Cerebrospinal fluid biomarkers for the differential diagnosis of Alzheimer’s disease

1. Universidade Federal de Minas Gerais (UFMG)
2. Instituto Hermes Pardini

DOI: 10.5935/1676-2444.20150059

Corresponding author

Karina Braga Gomes
Faculdade de Farmácia; Universidade Federal de Minas Gerais
Avenida Antônio Carlos, 6.627; Pampulha
CEP: 31270-901; Belo Horizonte-MG, Brazil
e-mail: karinabgb@gmail.com

First Submission on 7/18/2015

INTRODUCTION

Dementia is a general term representing a number of neurodegenerative impairments, whose common characteristic is limitation on autonomy and poor quality of life. Intrinsically age-related, these clinical conditions have been increasing in social and public health contexts worldwide. According to the World Health Organization (2011)⁽¹⁾, developing countries such as Brazil, currently have the most pronounced aging population rates that reflects a rapid growth, especially among age groups over 65 years. A systematic review of articles published in our country found a prevalence of dementia between 5.1% and 19% in the elderly aged 60 years or over⁽²⁾.

Dementia includes memory impairment with loss of ability to learn new information or remember information previously learned, as well as the presence of at least one of the following alterations that may compromise the social and occupational activities of the individual: aphasia (language impairment); apraxia (impaired ability to carry out motor activities despite intact motor function); agnosia (failure to recognize or identify objects despite intact sensory function), and executive functions deficities (ie, planning, organizing, sequencing and abstraction). Among possible causes of dementia, Alzheimer’s disease (DA) is the most common, accounting for 50%-70% of cases^{(3, 4)}.

In the last decade, several studies have been conducted to validate biomarkers in cerebrospinal fluid (CSF) for the diagnosis of AD, aiming primarily to facilitate the early diagnosis of this dementia syndrome. The studies are dedicated primarily for measuring, in the cerebrospinal fluid, the two key proteins involved in the disease: a) beta-amyloid protein (Aβ _1-42 or simply Aβ ), the main component of amyloid plaques, which is decreased in the CSF of patients with AD due to its deposition in brain parenchyma, and b) tau protein and phosphorylated Tau (P-tau), which are increased in the CSF of patients due to neuronal degeneration associated with the intracellular accumulation of neurofibrillary tangles^(5-10).

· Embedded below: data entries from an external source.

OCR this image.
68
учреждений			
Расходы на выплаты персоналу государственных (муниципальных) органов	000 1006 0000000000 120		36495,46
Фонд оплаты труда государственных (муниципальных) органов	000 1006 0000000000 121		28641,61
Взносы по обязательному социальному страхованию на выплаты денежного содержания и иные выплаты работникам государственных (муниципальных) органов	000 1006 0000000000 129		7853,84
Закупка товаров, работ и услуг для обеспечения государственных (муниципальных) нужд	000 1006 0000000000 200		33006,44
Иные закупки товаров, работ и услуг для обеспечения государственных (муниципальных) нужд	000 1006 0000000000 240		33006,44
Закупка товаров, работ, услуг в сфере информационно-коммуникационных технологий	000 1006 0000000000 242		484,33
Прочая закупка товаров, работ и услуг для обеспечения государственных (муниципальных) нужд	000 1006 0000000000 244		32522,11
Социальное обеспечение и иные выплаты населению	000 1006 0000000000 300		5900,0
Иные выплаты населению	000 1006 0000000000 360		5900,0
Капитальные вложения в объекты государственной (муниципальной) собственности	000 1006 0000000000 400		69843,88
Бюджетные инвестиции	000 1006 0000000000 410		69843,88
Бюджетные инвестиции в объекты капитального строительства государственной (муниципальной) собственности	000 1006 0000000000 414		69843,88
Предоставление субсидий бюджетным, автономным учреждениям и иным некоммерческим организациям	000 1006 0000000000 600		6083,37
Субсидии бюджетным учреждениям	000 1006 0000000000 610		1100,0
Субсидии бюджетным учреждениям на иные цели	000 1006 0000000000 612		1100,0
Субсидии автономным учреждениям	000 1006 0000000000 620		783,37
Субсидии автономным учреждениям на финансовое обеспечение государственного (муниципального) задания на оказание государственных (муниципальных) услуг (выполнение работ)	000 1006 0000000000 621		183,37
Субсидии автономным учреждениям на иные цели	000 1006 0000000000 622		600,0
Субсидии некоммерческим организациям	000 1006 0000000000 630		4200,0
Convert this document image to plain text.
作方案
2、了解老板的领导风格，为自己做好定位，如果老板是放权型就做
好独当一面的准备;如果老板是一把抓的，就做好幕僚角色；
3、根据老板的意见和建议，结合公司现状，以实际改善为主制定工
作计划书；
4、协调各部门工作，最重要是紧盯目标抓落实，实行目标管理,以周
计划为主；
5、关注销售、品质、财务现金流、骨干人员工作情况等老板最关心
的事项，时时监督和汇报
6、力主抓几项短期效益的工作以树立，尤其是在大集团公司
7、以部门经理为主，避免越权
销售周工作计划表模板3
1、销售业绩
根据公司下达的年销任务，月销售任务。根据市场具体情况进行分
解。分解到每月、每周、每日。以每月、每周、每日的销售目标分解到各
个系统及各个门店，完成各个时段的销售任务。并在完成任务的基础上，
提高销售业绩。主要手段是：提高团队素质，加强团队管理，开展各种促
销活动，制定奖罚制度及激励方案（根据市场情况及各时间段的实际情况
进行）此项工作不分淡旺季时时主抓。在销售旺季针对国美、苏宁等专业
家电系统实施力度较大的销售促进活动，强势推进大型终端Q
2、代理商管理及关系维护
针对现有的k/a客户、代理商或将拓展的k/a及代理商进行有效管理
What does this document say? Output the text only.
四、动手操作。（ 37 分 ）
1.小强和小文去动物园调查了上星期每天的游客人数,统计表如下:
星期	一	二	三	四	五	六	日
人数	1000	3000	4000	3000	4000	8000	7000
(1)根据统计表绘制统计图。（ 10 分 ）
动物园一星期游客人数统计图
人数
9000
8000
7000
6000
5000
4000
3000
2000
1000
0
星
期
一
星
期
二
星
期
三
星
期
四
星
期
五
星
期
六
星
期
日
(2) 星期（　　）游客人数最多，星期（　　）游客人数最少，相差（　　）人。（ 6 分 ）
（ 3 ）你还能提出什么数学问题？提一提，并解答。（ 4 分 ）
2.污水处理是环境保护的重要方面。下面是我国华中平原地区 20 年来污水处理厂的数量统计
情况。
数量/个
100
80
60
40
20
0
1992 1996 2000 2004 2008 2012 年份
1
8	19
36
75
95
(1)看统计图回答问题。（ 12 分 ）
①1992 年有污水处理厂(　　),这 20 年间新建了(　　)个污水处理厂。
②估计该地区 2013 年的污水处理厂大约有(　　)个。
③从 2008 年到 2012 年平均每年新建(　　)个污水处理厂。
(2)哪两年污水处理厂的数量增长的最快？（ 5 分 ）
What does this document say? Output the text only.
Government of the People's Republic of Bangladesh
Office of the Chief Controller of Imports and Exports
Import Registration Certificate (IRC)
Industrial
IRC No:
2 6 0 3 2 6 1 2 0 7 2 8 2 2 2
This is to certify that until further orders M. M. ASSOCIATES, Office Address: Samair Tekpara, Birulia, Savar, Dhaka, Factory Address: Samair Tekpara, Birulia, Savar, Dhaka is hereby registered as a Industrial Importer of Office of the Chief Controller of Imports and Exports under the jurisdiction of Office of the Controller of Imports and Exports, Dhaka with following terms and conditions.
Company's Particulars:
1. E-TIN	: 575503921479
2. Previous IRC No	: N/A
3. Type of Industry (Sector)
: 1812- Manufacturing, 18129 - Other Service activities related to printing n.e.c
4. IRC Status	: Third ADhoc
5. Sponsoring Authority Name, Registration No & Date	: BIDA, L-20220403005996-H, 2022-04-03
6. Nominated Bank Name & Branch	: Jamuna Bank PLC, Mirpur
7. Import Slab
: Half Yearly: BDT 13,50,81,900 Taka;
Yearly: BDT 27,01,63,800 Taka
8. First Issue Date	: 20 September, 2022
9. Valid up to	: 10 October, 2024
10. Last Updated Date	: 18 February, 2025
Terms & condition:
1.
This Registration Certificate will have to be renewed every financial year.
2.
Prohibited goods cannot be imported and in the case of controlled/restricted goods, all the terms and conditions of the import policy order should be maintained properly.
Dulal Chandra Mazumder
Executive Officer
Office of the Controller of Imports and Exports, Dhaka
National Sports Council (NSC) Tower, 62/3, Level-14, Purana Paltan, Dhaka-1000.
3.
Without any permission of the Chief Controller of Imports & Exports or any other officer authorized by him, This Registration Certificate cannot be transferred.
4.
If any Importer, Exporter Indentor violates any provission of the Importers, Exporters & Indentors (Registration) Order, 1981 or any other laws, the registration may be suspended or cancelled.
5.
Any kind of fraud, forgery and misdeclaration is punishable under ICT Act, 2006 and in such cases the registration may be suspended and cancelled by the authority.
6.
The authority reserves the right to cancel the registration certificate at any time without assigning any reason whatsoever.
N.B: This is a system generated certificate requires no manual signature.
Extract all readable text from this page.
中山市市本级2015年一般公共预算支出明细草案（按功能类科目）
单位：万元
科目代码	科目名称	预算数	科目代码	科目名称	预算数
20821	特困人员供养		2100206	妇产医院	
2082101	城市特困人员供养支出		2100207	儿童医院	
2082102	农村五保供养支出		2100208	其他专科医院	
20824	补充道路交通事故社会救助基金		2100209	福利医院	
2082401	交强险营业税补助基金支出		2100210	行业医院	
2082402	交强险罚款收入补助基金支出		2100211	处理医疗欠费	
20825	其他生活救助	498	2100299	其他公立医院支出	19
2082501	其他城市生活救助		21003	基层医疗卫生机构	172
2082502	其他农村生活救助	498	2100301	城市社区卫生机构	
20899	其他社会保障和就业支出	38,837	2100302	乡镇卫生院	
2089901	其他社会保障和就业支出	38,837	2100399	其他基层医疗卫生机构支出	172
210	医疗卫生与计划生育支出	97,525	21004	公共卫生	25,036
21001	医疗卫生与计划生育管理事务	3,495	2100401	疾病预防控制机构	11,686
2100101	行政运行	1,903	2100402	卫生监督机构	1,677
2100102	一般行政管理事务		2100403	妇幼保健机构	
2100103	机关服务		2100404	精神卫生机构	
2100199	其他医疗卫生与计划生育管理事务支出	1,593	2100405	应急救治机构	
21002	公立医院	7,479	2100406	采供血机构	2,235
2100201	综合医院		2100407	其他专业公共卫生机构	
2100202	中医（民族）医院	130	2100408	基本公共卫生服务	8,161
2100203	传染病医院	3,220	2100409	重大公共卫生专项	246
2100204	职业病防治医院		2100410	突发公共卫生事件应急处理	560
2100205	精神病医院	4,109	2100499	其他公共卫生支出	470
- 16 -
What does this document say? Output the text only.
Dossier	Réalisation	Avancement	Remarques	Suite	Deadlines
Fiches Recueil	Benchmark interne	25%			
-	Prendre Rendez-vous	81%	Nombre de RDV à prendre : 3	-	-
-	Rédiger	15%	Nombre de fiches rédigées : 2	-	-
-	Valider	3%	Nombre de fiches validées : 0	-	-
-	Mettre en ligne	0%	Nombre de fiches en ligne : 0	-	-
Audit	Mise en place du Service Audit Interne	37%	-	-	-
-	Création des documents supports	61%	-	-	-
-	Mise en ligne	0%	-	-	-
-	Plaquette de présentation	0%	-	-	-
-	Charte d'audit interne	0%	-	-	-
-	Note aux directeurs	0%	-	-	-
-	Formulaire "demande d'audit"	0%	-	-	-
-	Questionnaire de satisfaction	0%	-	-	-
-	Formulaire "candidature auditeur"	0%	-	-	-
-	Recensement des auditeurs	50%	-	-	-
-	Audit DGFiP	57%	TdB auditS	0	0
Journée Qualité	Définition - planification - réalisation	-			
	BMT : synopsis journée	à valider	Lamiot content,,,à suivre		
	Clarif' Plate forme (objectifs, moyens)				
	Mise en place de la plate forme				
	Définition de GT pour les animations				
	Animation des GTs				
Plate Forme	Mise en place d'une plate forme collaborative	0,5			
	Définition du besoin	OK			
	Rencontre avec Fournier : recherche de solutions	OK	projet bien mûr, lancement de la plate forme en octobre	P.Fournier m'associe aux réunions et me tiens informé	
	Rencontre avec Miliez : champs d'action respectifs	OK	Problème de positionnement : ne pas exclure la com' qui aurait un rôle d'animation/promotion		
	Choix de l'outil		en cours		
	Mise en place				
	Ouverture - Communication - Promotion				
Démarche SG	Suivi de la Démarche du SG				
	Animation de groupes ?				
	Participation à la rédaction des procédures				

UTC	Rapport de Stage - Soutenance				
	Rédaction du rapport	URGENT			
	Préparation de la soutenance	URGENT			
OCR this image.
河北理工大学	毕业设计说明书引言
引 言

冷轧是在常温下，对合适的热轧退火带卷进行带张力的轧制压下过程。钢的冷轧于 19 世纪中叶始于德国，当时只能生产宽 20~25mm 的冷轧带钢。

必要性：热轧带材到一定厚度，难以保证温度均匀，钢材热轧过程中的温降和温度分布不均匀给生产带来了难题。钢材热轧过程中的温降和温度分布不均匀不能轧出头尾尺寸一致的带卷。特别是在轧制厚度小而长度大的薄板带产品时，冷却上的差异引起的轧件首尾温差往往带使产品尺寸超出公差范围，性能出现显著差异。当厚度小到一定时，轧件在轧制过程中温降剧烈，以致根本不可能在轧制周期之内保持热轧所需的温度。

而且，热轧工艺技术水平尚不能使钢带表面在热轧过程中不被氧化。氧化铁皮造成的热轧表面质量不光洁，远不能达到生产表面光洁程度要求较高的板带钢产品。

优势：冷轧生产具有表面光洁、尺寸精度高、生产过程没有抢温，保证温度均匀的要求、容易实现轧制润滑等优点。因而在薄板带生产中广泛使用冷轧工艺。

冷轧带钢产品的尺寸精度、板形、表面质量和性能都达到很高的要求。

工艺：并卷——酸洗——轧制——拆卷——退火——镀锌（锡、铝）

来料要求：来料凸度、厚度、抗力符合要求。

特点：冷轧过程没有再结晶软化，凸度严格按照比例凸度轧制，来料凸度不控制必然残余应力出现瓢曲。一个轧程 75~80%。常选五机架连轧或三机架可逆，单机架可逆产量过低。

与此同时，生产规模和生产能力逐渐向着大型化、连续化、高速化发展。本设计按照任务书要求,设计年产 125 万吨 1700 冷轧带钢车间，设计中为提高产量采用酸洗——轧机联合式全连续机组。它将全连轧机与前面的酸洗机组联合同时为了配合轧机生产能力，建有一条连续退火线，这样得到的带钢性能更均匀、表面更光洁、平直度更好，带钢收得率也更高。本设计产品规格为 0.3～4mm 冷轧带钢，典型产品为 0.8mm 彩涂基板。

The examination of these biomarkers in the CSF may increase the accuracy of diagnosis in clinical practice, both in dementia phase as in mild cognitive impairment (MCI), which is described as the intermediate state between normal cognitive aging and dementia, or more specifically, AD⁽¹¹⁾. Moreover, these biomarkers have been correlated with the intensity of neuropathological lesions and have demonstrated sensitivity and specificity of approximately 85%-90% for AD diagnosis^{(6, 12)}. CSF biomarker analysis may be applied for identifying asymptomatic individuals at risk of developing and preclinical stages of AD, elucidation of atypical AD cases, monitoring disease progression, and evaluation of response to treatment⁽¹³⁾.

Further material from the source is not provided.